By Karthika Swamy Cohen
In his talk titled “Inferring Roles of People in Social Networks Extracted from New York Times Articles” part of the minisymposium on inferring networks from non-network data at the SIAM Annual Meeting, Joel Acevedo-Aviles described the process of predicting the role of people in a network based on two techniques, co-occurrence and neighborhood techniques. He demonstrated that the techniques can predict a person’s role with a good degree of accuracy.
After explaining how data was collected, Acevedo-Aviles went on to demonstrate how features were extracted and models were created. The two techniques were then tested for accuracy and error rate.
Network analysis was performed based on two types of graphs: cocurrence and neighborhood. A cocurrence network connects two people mentioned in the same document: a graph is generated to merge these connected entities across documents. The group used a rule-based system with string matching to record the number of documents in which two entities are mentioned together.

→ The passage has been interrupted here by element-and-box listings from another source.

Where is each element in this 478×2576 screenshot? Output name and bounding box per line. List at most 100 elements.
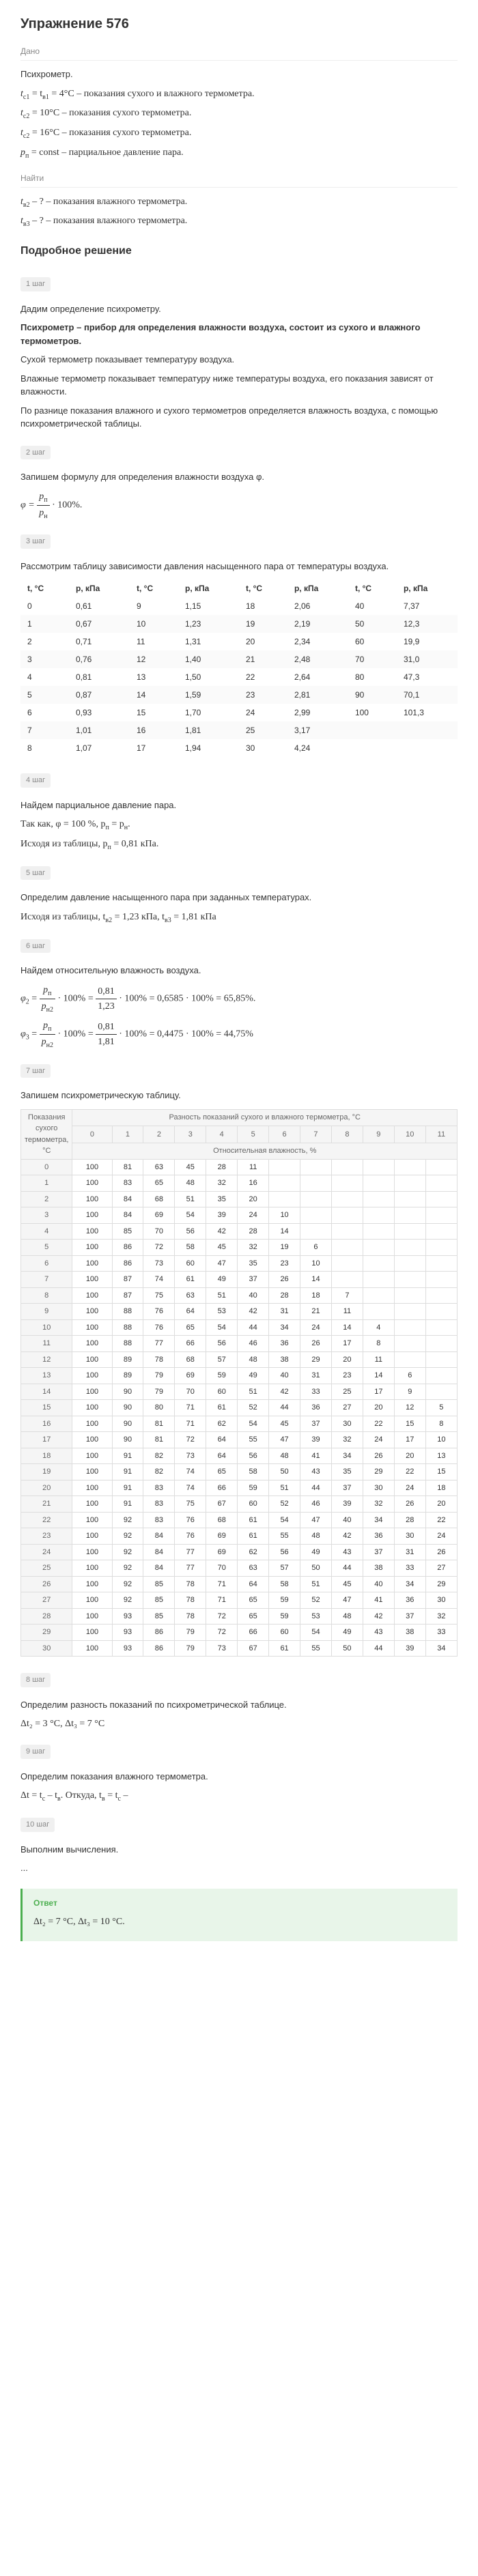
table-header: p, кПа (397, 579, 458, 597)
psychrometric-table: Показания сухого термометра, °CРазность … (20, 1109, 458, 1657)
table-row: 71,01161,81253,17 (20, 721, 458, 739)
table-row: 271009285787165595247413630 (21, 1592, 458, 1609)
step-text: Запишем психрометрическую таблицу. (20, 1089, 458, 1102)
table-header: t, °C (130, 579, 178, 597)
table-row: 8100877563514028187 (21, 1287, 458, 1304)
pressure-table: t, °Cp, кПаt, °Cp, кПаt, °Cp, кПаt, °Cp,… (20, 579, 458, 757)
table-row: 191009182746558504335292215 (21, 1464, 458, 1480)
table-header: t, °C (348, 579, 397, 597)
formula: φ = pпpн · 100%. (20, 489, 458, 521)
given-line: tc2 = 10°C – показания сухого термометра… (20, 106, 458, 121)
step-text: Дадим определение психрометру. (20, 302, 458, 316)
answer-text: Δt₂ = 7 °C, Δt₃ = 10 °C. (33, 1915, 447, 1929)
table-row: 10,67101,23192,195012,3 (20, 615, 458, 633)
answer-label: Ответ (33, 1897, 447, 1909)
table-header: p, кПа (287, 579, 348, 597)
table-row: 21008468513520 (21, 1191, 458, 1207)
step-text: По разнице показания влажного и сухого т… (20, 404, 458, 431)
table-header: 7 (300, 1126, 332, 1143)
step-text: Определим разность показаний по психроме… (20, 1698, 458, 1712)
table-header: t, °C (20, 579, 69, 597)
table-header: 2 (143, 1126, 175, 1143)
table-row: 141009079706051423325179 (21, 1384, 458, 1400)
step-text: Выполним вычисления. (20, 1843, 458, 1857)
step-text: Найдем относительную влажность воздуха. (20, 964, 458, 977)
table-row: 291009386797266605449433833 (21, 1625, 458, 1641)
formula: φ3 = pпpн2 · 100% = 0,811,81 · 100% = 0,… (20, 1018, 458, 1050)
table-row: 241009284776962564943373126 (21, 1544, 458, 1560)
table-header: 8 (331, 1126, 363, 1143)
table-row: 01008163452811 (21, 1159, 458, 1175)
step-text: Рассмотрим таблицу зависимости давления … (20, 560, 458, 573)
table-row: 610086736047352310 (21, 1255, 458, 1272)
table-row: 171009081726455473932241710 (21, 1432, 458, 1448)
step-label: 8 шаг (20, 1673, 51, 1687)
find-line: tв3 – ? – показания влажного термометра. (20, 214, 458, 229)
step-text: Δt₂ = 3 °C, Δt₃ = 7 °C (20, 1717, 458, 1731)
step-text: Найдем парциальное давление пара. (20, 799, 458, 812)
given-line: Психрометр. (20, 68, 458, 81)
step-label: 7 шаг (20, 1064, 51, 1078)
step-text: Психрометр – прибор для определения влаж… (20, 321, 458, 347)
table-header: p, кПа (69, 579, 130, 597)
table-header: 4 (206, 1126, 238, 1143)
step-label: 4 шаг (20, 773, 51, 788)
step-label: 1 шаг (20, 277, 51, 291)
step-label: 3 шаг (20, 534, 51, 549)
step-text: ... (20, 1861, 458, 1875)
find-line: tв2 – ? – показания влажного термометра. (20, 195, 458, 210)
table-row: 15100908071615244362720125 (21, 1400, 458, 1416)
table-header: 1 (112, 1126, 143, 1143)
step-text: Влажные термометр показывает температуру… (20, 372, 458, 399)
table-row: 60,93151,70242,99100101,3 (20, 704, 458, 721)
step-label: 2 шаг (20, 446, 51, 460)
given-line: tc1 = tв1 = 4°C – показания сухого и вла… (20, 87, 458, 102)
table-row: 251009284777063575044383327 (21, 1560, 458, 1577)
table-header: 11 (425, 1126, 457, 1143)
table-row: 91008876645342312111 (21, 1304, 458, 1320)
table-row: 1110088776656463626178 (21, 1336, 458, 1352)
table-row: 211009183756760524639322620 (21, 1496, 458, 1513)
table-row: 301009386797367615550443934 (21, 1640, 458, 1657)
table-row: 00,6191,15182,06407,37 (20, 597, 458, 615)
table-header: 0 (72, 1126, 112, 1143)
table-row: 181009182736456484134262013 (21, 1448, 458, 1464)
step-label: 9 шаг (20, 1745, 51, 1759)
table-row: 40,81131,50222,648047,3 (20, 668, 458, 686)
table-header: 9 (363, 1126, 394, 1143)
table-row: 50,87141,59232,819070,1 (20, 686, 458, 704)
table-header: t, °C (239, 579, 287, 597)
table-header: 10 (394, 1126, 425, 1143)
step-text: Определим давление насыщенного пара при … (20, 891, 458, 904)
find-label: Найти (20, 172, 458, 188)
table-header: 3 (175, 1126, 206, 1143)
table-row: 4100857056422814 (21, 1223, 458, 1240)
given-line: tc2 = 16°C – показания сухого термометра… (20, 126, 458, 141)
table-header: p, кПа (178, 579, 239, 597)
table-row: 20,71111,31202,346019,9 (20, 633, 458, 650)
step-label: 6 шаг (20, 939, 51, 954)
table-row: 281009385787265595348423732 (21, 1608, 458, 1625)
table-header: 6 (269, 1126, 300, 1143)
table-row: 11008365483216 (21, 1175, 458, 1192)
given-label: Дано (20, 45, 458, 61)
formula: φ2 = pпpн2 · 100% = 0,811,23 · 100% = 0,… (20, 983, 458, 1015)
answer-box: Ответ Δt₂ = 7 °C, Δt₃ = 10 °C. (20, 1889, 458, 1941)
step-label: 10 шаг (20, 1818, 55, 1832)
step-text: Сухой термометр показывает температуру в… (20, 353, 458, 367)
step-text: Исходя из таблицы, tв2 = 1,23 кПа, tв3 =… (20, 910, 458, 926)
step-text: Определим показания влажного термометра. (20, 1770, 458, 1784)
step-text: Так как, φ = 100 %, pп = pн. (20, 817, 458, 833)
table-row: 81,07171,94304,24 (20, 739, 458, 757)
table-row: 201009183746659514437302418 (21, 1480, 458, 1496)
table-row: 261009285787164585145403429 (21, 1576, 458, 1592)
table-row: 1010088766554443424144 (21, 1319, 458, 1336)
table-row: 131008979695949403123146 (21, 1368, 458, 1384)
table-row: 12100897868574838292011 (21, 1351, 458, 1368)
table-row: 710087746149372614 (21, 1272, 458, 1288)
given-line: pп = const – парциальное давление пара. (20, 145, 458, 161)
table-row: 221009283766861544740342822 (21, 1512, 458, 1528)
step-text: Δt = tc – tв. Откуда, tв = tc – (20, 1788, 458, 1804)
step-text: Исходя из таблицы, pп = 0,81 кПа. (20, 837, 458, 853)
page-title: Упражнение 576 (20, 14, 458, 34)
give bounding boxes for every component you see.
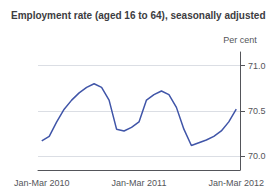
svg-text:Jan-Mar 2010: Jan-Mar 2010: [14, 178, 70, 188]
svg-text:70.0: 70.0: [248, 151, 266, 161]
svg-text:Jan-Mar 2012: Jan-Mar 2012: [208, 178, 264, 188]
svg-text:Per cent: Per cent: [223, 35, 257, 45]
svg-text:Jan-Mar 2011: Jan-Mar 2011: [112, 178, 167, 188]
svg-text:70.5: 70.5: [248, 106, 266, 116]
svg-text:Employment rate (aged 16 to 64: Employment rate (aged 16 to 64), seasona…: [11, 10, 266, 21]
svg-text:71.0: 71.0: [248, 61, 266, 71]
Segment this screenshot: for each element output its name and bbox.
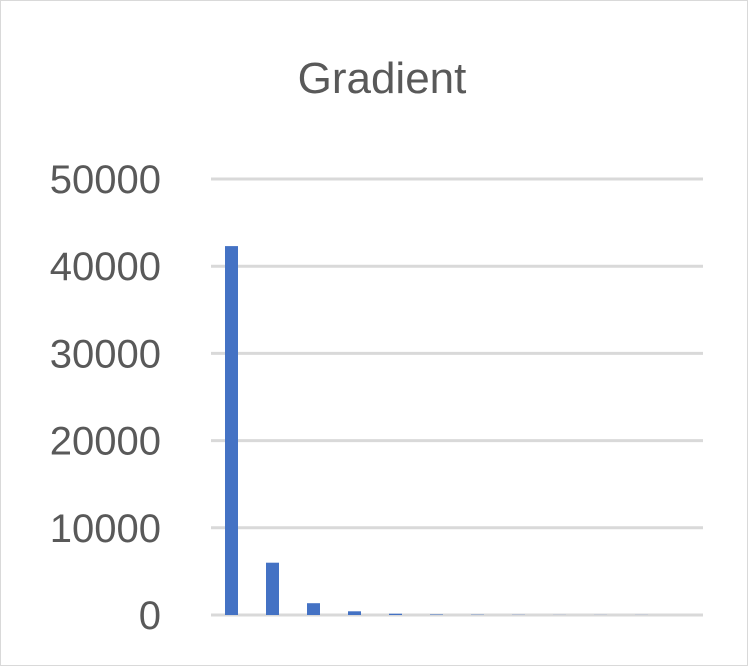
y-tick-label: 30000: [50, 332, 161, 376]
bars: [225, 246, 648, 615]
chart-title: Gradient: [298, 54, 467, 103]
bar: [348, 611, 361, 615]
bar: [225, 246, 238, 615]
gridlines: [211, 179, 703, 615]
y-tick-label: 40000: [50, 245, 161, 289]
bar: [389, 614, 402, 615]
y-tick-label: 20000: [50, 420, 161, 464]
y-tick-label: 50000: [50, 158, 161, 202]
bar: [266, 563, 279, 615]
y-tick-label: 10000: [50, 507, 161, 551]
bar: [430, 615, 443, 616]
y-axis-ticks: 0 10000 20000 30000 40000 50000: [50, 158, 161, 638]
y-tick-label: 0: [139, 594, 161, 638]
bar: [307, 603, 320, 615]
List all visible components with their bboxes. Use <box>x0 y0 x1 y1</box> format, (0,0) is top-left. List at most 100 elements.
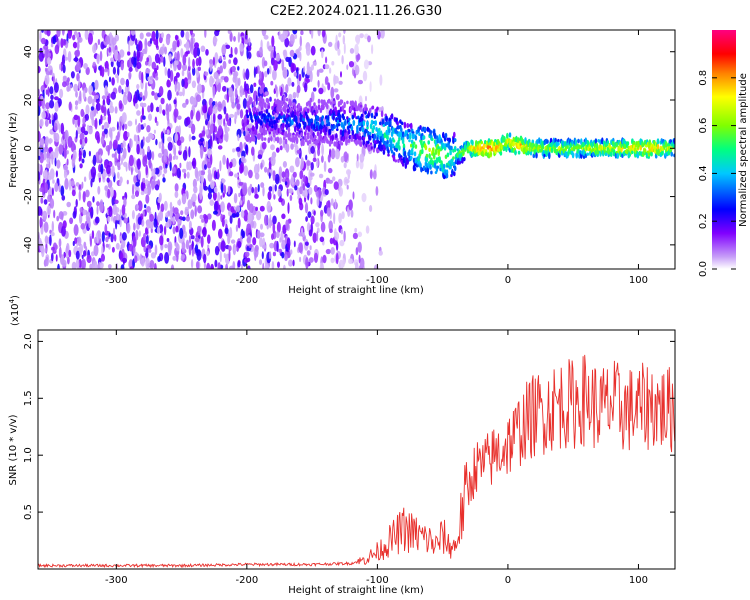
spectrogram-noise-cell <box>259 70 262 81</box>
spectrogram-ridge-cell <box>359 141 363 148</box>
spectrogram-ridge-cell <box>527 139 531 143</box>
spectrogram-ridge-cell <box>279 108 283 113</box>
spectrogram-noise-cell <box>144 88 148 99</box>
spectrogram-ridge-cell <box>291 118 294 126</box>
spectrogram-noise-cell <box>218 78 223 83</box>
spectrogram-noise-cell <box>167 141 173 151</box>
spectrogram-noise-cell <box>272 215 277 225</box>
spectrogram-noise-cell <box>300 30 304 36</box>
spectrogram-noise-cell <box>81 158 85 164</box>
spectrogram-noise-cell <box>190 259 194 269</box>
spectrogram-noise-cell <box>187 79 192 84</box>
spectrogram-ridge-cell <box>594 138 598 145</box>
spectrogram-noise-cell <box>205 129 209 136</box>
spectrogram-noise-cell <box>330 257 335 264</box>
spectrogram-noise-cell <box>270 155 276 167</box>
spectrogram-noise-cell <box>143 233 146 241</box>
spectrogram-noise-cell <box>235 224 238 232</box>
colorbar-tick-label: 0.2 <box>698 213 709 229</box>
spectrogram-ridge-cell <box>409 132 412 136</box>
spectrogram-noise-cell <box>296 149 301 154</box>
spectrogram-noise-cell <box>372 170 377 180</box>
spectrogram-noise-cell <box>279 85 282 93</box>
spectrogram-ridge-cell <box>289 100 293 107</box>
spectrogram-noise-cell <box>101 245 104 257</box>
spectrogram-noise-cell <box>82 89 86 100</box>
spectrogram-noise-cell <box>277 188 282 197</box>
spectrogram-noise-cell <box>139 91 143 98</box>
spectrogram-noise-cell <box>197 205 203 214</box>
spectrogram-noise-cell <box>299 35 302 47</box>
spectrogram-noise-cell <box>111 246 115 253</box>
spectrogram-ridge-cell <box>370 112 374 119</box>
spectrogram-noise-cell <box>317 30 321 37</box>
spectrogram-noise-cell <box>285 56 291 63</box>
spectrogram-noise-cell <box>175 225 179 233</box>
spectrogram-noise-cell <box>359 257 365 269</box>
snr-ytick-label: 1.0 <box>23 447 34 463</box>
spectrogram-noise-cell <box>174 60 179 66</box>
spectrogram-noise-cell <box>279 145 283 151</box>
spectrogram-xtick-label: -200 <box>236 275 259 286</box>
spectrogram-ridge-cell <box>310 118 314 123</box>
spectrogram-noise-cell <box>62 81 67 88</box>
spectrogram-noise-cell <box>285 143 290 153</box>
spectrogram-ridge-cell <box>306 134 310 140</box>
spectrogram-noise-cell <box>132 183 135 196</box>
spectrogram-noise-cell <box>114 106 118 114</box>
colorbar: 0.0 0.2 0.4 0.6 0.8 Normalized spectral ampl… <box>698 30 749 277</box>
spectrogram-ridge-cell <box>299 107 303 112</box>
spectrogram-noise-cell <box>165 164 168 169</box>
spectrogram-noise-cell <box>153 71 156 79</box>
spectrogram-noise-cell <box>176 167 181 179</box>
spectrogram-noise-cell <box>185 215 190 222</box>
spectrogram-xtick-label: -100 <box>366 275 389 286</box>
spectrogram-ridge-cell <box>283 107 287 114</box>
spectrogram-noise-cell <box>253 163 260 175</box>
spectrogram-noise-cell <box>71 156 76 168</box>
spectrogram-ridge-cell <box>256 108 260 113</box>
spectrogram-noise-cell <box>310 45 316 56</box>
spectrogram-noise-cell <box>133 94 136 107</box>
spectrogram-noise-cell <box>186 171 190 179</box>
spectrogram-noise-cell <box>199 145 204 157</box>
spectrogram-noise-cell <box>194 166 199 179</box>
spectrogram-noise-cell <box>107 215 111 223</box>
spectrogram-noise-cell <box>64 178 69 190</box>
spectrogram-noise-cell <box>362 70 368 82</box>
spectrogram-noise-cell <box>138 40 143 52</box>
spectrogram-noise-cell <box>255 206 258 212</box>
spectrogram-noise-cell <box>273 194 276 200</box>
spectrogram-noise-cell <box>188 235 192 244</box>
spectrogram-noise-cell <box>225 126 230 132</box>
spectrogram-noise-cell <box>328 41 333 48</box>
spectrogram-noise-cell <box>272 184 275 196</box>
spectrogram-ridge-cell <box>370 119 374 125</box>
spectrogram-noise-cell <box>154 244 158 255</box>
spectrogram-noise-cell <box>109 140 113 150</box>
spectrogram-ridge-cell <box>264 129 268 135</box>
spectrogram-noise-cell <box>71 189 76 197</box>
spectrogram-noise-cell <box>70 71 75 79</box>
spectrogram-ridge-cell <box>251 119 254 123</box>
spectrogram-noise-cell <box>245 227 249 237</box>
spectrogram-noise-cell <box>161 143 165 155</box>
spectrogram-noise-cell <box>261 141 267 150</box>
spectrogram-noise-cell <box>338 184 341 195</box>
spectrogram-ridge-cell <box>329 101 333 105</box>
spectrogram-noise-cell <box>93 244 99 257</box>
spectrogram-noise-cell <box>200 170 206 176</box>
spectrogram-noise-cell <box>169 201 173 210</box>
spectrogram-noise-cell <box>174 81 177 93</box>
spectrogram-noise-cell <box>62 220 67 229</box>
spectrogram-ridge-cell <box>584 153 588 159</box>
spectrogram-noise-cell <box>229 215 233 224</box>
spectrogram-noise-cell <box>249 84 254 94</box>
spectrogram-noise-cell <box>267 191 272 201</box>
spectrogram-noise-cell <box>214 30 220 37</box>
snr-xtick-label: 100 <box>629 575 648 586</box>
spectrogram-ridge-cell <box>506 132 509 140</box>
spectrogram-ridge-cell <box>433 162 437 169</box>
spectrogram-noise-cell <box>175 155 179 160</box>
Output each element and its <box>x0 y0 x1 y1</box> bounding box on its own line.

Another type of graph that can be used for this type of analysis is a neighborhood graph, which ties or connects people that appear in a character offset between each other in each document. For example, in this study, entities were considered connected if they appeared within 260 characters of each other in each document.
After network analysis using the above two methods, Acevedo-Aviles’s group used a standard supervised learning approach to extract features and create models. They classified all entities in the network according to their determined roles as politician, sportsperson, entertainer/artist, or other.
The group then ran three classifiers on the data--decision trees, support vector machines, and Naive Hayes. They used cocurrence graphs in one experiment and neighborhood graphs in the second.
They found that combining both graph and text features and using support vector machines achieved the lowest error rate, and hence was the best system to use for this sort of role prediction. The system was seen to perform role classification with a 38.8 percent error rate.
Support vector machines outperformed all other classifiers evaluated and combining text features with graph features resulted in the best performance. Using neighborhood graphs didn't have a significant impact on performance; hence neighborhood graphs can be used to significantly decrease computation time.
Future work would be directed towards expanding and cleaning annotation: for instance the techniques should be able to classify two different individuals with the same name, one significantly more famous and well known than the other. Validating NYT data from other years would be another significant future step. Networks should be characterized so their successful characteristics can be applied successfully on other networks.